Letter from Howard Staiman, Stuart
It's interesting that guest columnist Michael Fort ("Retire provincial attitudes; think about great future, July 27) considers anyone who opposes the All Aboard Florida express rail project "hicks, shortsighted, and ridiculous." This is an old debate trick; if you haven't a winning argument, denigrate and belittle the other side.
The guest columnist provides no basis or facts to support his assertion that AAF will create statewide economic benefits. Nor does he provide backup for his claim that there are 50 million trips a year between Orlando and Miami, or how many such travelers would ride AAF. Basically, all he has done is present a rosy pie in the sky without any substance.

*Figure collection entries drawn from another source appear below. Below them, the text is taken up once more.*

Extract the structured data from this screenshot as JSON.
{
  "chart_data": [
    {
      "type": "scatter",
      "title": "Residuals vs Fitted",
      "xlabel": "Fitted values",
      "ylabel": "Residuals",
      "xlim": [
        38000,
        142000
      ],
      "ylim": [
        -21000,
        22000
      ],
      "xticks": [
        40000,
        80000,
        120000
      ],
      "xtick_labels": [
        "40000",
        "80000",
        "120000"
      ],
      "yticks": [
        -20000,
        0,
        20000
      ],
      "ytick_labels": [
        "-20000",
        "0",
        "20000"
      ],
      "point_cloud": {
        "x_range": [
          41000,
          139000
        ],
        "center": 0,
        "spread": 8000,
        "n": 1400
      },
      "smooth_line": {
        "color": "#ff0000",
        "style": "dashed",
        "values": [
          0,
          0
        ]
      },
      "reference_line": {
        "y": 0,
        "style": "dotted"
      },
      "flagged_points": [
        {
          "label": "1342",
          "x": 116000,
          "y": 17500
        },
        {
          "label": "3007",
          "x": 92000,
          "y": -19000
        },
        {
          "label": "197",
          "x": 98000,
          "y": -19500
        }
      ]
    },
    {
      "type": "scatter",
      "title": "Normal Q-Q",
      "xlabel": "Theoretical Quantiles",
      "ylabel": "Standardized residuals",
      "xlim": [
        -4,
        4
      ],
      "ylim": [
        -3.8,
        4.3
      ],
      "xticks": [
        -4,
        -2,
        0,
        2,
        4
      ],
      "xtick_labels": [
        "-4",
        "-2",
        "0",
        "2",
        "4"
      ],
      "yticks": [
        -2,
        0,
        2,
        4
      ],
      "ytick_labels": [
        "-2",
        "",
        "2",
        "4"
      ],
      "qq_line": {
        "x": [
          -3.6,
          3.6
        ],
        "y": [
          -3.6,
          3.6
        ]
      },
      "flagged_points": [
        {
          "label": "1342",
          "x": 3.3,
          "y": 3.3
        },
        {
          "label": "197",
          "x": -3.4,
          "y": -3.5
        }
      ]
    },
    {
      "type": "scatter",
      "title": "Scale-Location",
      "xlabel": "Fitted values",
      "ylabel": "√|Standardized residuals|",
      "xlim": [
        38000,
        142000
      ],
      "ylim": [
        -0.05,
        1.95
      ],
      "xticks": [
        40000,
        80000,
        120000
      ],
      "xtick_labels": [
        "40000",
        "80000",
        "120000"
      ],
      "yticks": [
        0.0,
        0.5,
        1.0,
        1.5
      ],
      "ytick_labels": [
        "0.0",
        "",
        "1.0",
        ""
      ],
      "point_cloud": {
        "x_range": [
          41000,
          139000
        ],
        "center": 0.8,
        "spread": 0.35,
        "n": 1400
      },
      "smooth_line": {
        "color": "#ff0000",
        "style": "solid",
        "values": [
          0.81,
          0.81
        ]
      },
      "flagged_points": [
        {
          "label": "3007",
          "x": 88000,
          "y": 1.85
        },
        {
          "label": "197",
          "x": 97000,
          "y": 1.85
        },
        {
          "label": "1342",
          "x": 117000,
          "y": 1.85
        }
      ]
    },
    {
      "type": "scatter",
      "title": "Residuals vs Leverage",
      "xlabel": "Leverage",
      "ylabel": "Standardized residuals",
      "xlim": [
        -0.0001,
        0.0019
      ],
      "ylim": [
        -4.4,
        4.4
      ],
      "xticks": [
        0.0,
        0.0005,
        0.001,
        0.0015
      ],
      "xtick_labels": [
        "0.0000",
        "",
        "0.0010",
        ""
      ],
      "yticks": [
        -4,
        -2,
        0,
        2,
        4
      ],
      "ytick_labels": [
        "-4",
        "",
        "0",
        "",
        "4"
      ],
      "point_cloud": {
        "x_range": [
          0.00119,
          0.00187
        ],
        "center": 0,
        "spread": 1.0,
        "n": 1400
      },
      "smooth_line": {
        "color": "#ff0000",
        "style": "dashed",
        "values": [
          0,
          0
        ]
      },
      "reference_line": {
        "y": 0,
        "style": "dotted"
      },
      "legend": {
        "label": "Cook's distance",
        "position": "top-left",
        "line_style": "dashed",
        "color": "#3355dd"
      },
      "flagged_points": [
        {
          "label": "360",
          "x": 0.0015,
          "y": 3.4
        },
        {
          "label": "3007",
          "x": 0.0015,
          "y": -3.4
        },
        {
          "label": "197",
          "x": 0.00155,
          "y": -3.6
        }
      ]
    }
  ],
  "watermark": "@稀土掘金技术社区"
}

The writer fails to point out that there has never been a profitable express rail project in the United States (consider Amtrak and BART); or elsewhere in the world that doesn't require a continuing infusion of government funding to operate.
Furthermore, he fails to note that AAF recently had a bond offering in the public market where it had to offer the prospective purchasers a 12 percent interest rate as inducement to sell these bonds. A bond with a 12 percent interest rate is commonly known as a "junk" bond. If AAF has such wonderful prospects, why did the investors require such an excessive interest rate?
One final point: AAF has not been forthcoming in dealing with the public. As an example, when asked for the backup information for its request to the Federal Railroad Administration for a $1.5 billion loan, AAF filed a lawsuit claiming the information was a trade secret. Can someone explain to me how a corporation that doesn't engage in a trade or business; has no income and won't have any for several years has a protectable trade secret?